Machine and deep learning are certainly engineering masterpieces. While it may simplify processes, the complexity of the countless amounts of linear algebra via dimensional analysis (determining eigenvalues, matrix transformations, orthogonality in inner product spaces, etc.) and code encapsulation (in terms of organization) should not be taken lightly. In fact, the most harmful threat that machine learning and deep learning pose is that many scientists do not know about and what goes into these complex processes, and therefore, how something like deep learning functions. It is important to realize the interconnectedness of disciplines and the reliance of them on each other. Machine learning is capable of aiding diagnosis, targeting medicine, developing drugs, determining valuable candidates for clinical trials, and even making an educated guess of when and where an epidemic will occur. It is easy to see how technology can answer many of the medical field’s challenges. In fact, because of the value that machine and deep learning pose on modern medicine, many medical PhD programs involve computer science courses. If engineers and doctors work together, our capabilities would be endless.
At this point, one may start to realize the common fear of technology replacing us altogether. If technology reaches such a point of advancement that it can fulfill many of the capacities of doctors and others in the medical field, it is logical to think that people would become obsolete.
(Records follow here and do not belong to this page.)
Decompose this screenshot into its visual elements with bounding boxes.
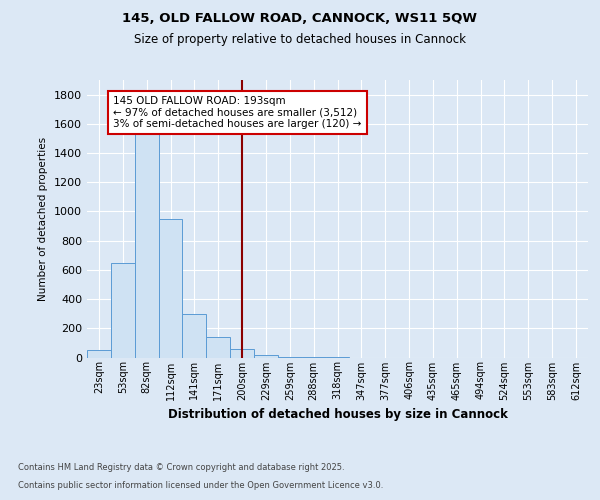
Text: Size of property relative to detached houses in Cannock: Size of property relative to detached ho… — [134, 32, 466, 46]
Bar — [230, 348, 254, 358]
Text: Contains public sector information licensed under the Open Government Licence v3: Contains public sector information licen… — [18, 481, 383, 490]
Bar — [135, 131, 158, 358]
Bar — [206, 337, 230, 357]
Bar — [111, 262, 135, 358]
Y-axis label: Number of detached properties: Number of detached properties — [38, 136, 49, 301]
Text: 145 OLD FALLOW ROAD: 193sqm
← 97% of detached houses are smaller (3,512)
3% of s: 145 OLD FALLOW ROAD: 193sqm ← 97% of det… — [113, 96, 362, 130]
X-axis label: Distribution of detached houses by size in Cannock: Distribution of detached houses by size … — [167, 408, 508, 421]
Bar — [87, 350, 111, 358]
Text: Contains HM Land Registry data © Crown copyright and database right 2025.: Contains HM Land Registry data © Crown c… — [18, 464, 344, 472]
Bar — [278, 357, 302, 358]
Bar — [254, 356, 278, 358]
Bar — [158, 219, 182, 358]
Text: 145, OLD FALLOW ROAD, CANNOCK, WS11 5QW: 145, OLD FALLOW ROAD, CANNOCK, WS11 5QW — [122, 12, 478, 26]
Bar — [182, 314, 206, 358]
Nevertheless, the “robot apocalypse” has always been an irrational fear because technology is only as smart as its human counterpart that creates and uses them. It is only meant to be used as a tool, similar to how a calculator can never replace an accountant. While deep learning may imitate the brain and may be able to use inductive and deductive reason, technology lacks common sense; while it may be able to piece certain pieces of information together, it will never be able to piece other sets like a human can. Perhaps the most valuable piece of evidence is exactly what my high school teacher told me. “Humans are never satisfied.” At the end of each goal, we always strive to solve another. Technology is no exception to this. Once we are able to develop and apply technology to certain aspects of our life, we will always strive to solve other issues, which can involve the development of current or new technologies. What this means is that people will always have a place in society because there are always issues in each era that people will want to solve. Technology is fortunate enough to bear such job fertility due to the fact that like an essay, it needs constant revision.